Although the preceding description has been described herein with reference to particular means, materials, and embodiments, it is not intended to be limited to the particulars disclosed herein; rather, it extends to all functionally equivalent structures, methods, and uses, such as are contemplated within the scope of the appended claims. While the foregoing is directed to embodiments of the present invention, other and further embodiments of the invention may be devised without departing from the basic scope thereof.

Claims (10)

What is claimed is:
1. A method for transmitting data from a downhole tool to a surface location, comprising:
running a downhole tool into a wellbore, wherein the downhole tool comprises a pressure sensor;
measuring an annulus pressure in the wellbore at a first time, using the pressure sensor, to produce a first pressure measurement;
compressing the first pressure measurement to produce a reference sample;
transmitting the reference sample to the surface location;
measuring the annulus pressure in the wellbore at a second time, using the pressure sensor, to produce a second pressure measurement;
determining a difference between the first pressure measurement and the second pressure measurement to produce a first delta pressure measurement;
compressing the first delta pressure measurement to produce a first compressed delta pressure measurement; and
transmitting the first compressed delta pressure measurement to the surface location.
2. The method of claim 1, further comprising:
measuring the annulus pressure in the wellbore at a third time, using the pressure sensor, to produce a third pressure measurement;
determining a difference between the first pressure measurement and the third pressure measurement to produce a second delta pressure measurement;
compressing the second delta pressure measurement to produce a second compressed delta pressure measurement; and
transmitting the second compressed delta pressure measurement to the surface location.
3. The method of claim 1, further comprising:
demodulating the reference sample and the first compressed delta pressure measurement at the surface location; and
decompressing the reference sample and the first compressed delta pressure measurement at the surface location.
4. The method of claim 1, wherein the reference sample and the first compressed delta pressure measurement are transmitted using mud pulses.
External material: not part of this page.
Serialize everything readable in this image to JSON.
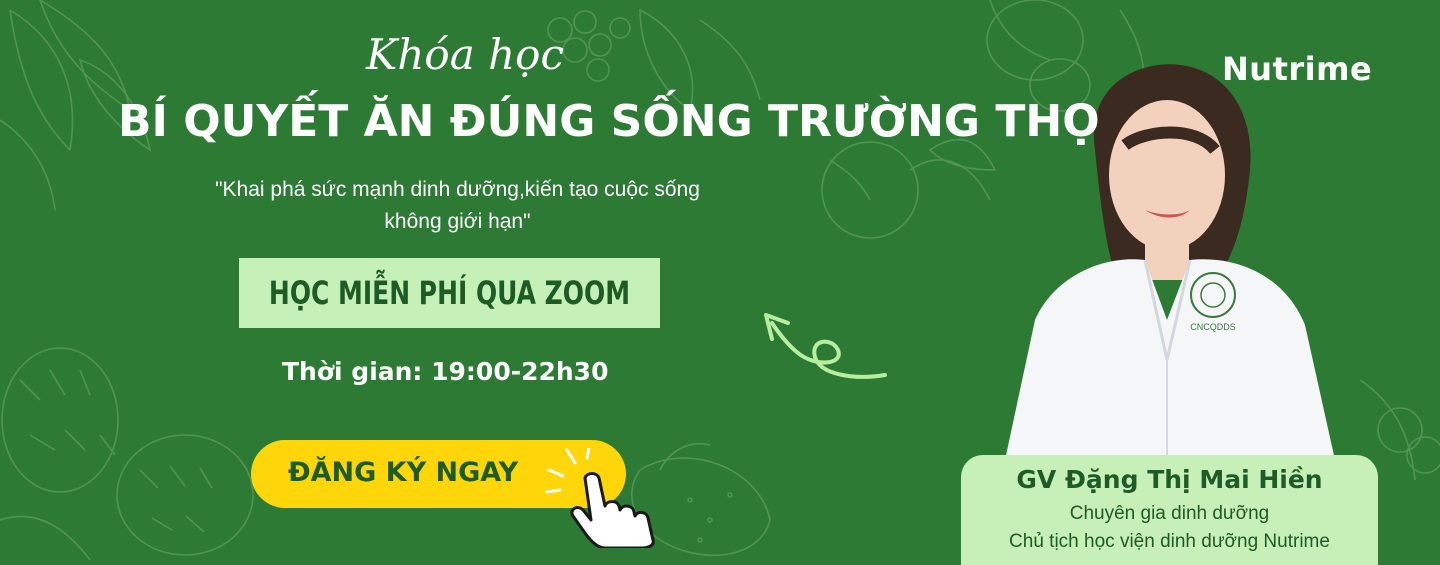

5. The method of claim 1, wherein the reference sample is represented using more bits than the first compressed delta pressure measurement.
6. The method of claim 1, wherein compressing the first pressure measurement to produce the reference sample comprises confining the first pressure measurement to a predetermined data range.
7. The method of claim 6, wherein confining the first pressure measurement to the predetermined data range comprises truncating a portion of the first pressure measurement that is outside the predetermined data range.
8. The method of claim 6, wherein compressing the first pressure measurement to produce the reference sample further comprises quantizing the first pressure measurement.
9. The method of claim 8, wherein quantizing the first pressure measurement comprises:
selecting a step size corresponding to a predetermined pressure range; and
producing an integer having a predetermined number of bits.
10. The method of claim 1, further comprising varying a weight of a drilling mud that is pumped into the wellbore from the surface location or varying a rate that the drilling mud is pumped into the wellbore from the surface location in response to transmitting the first compressed delta pressure measurement to the surface location.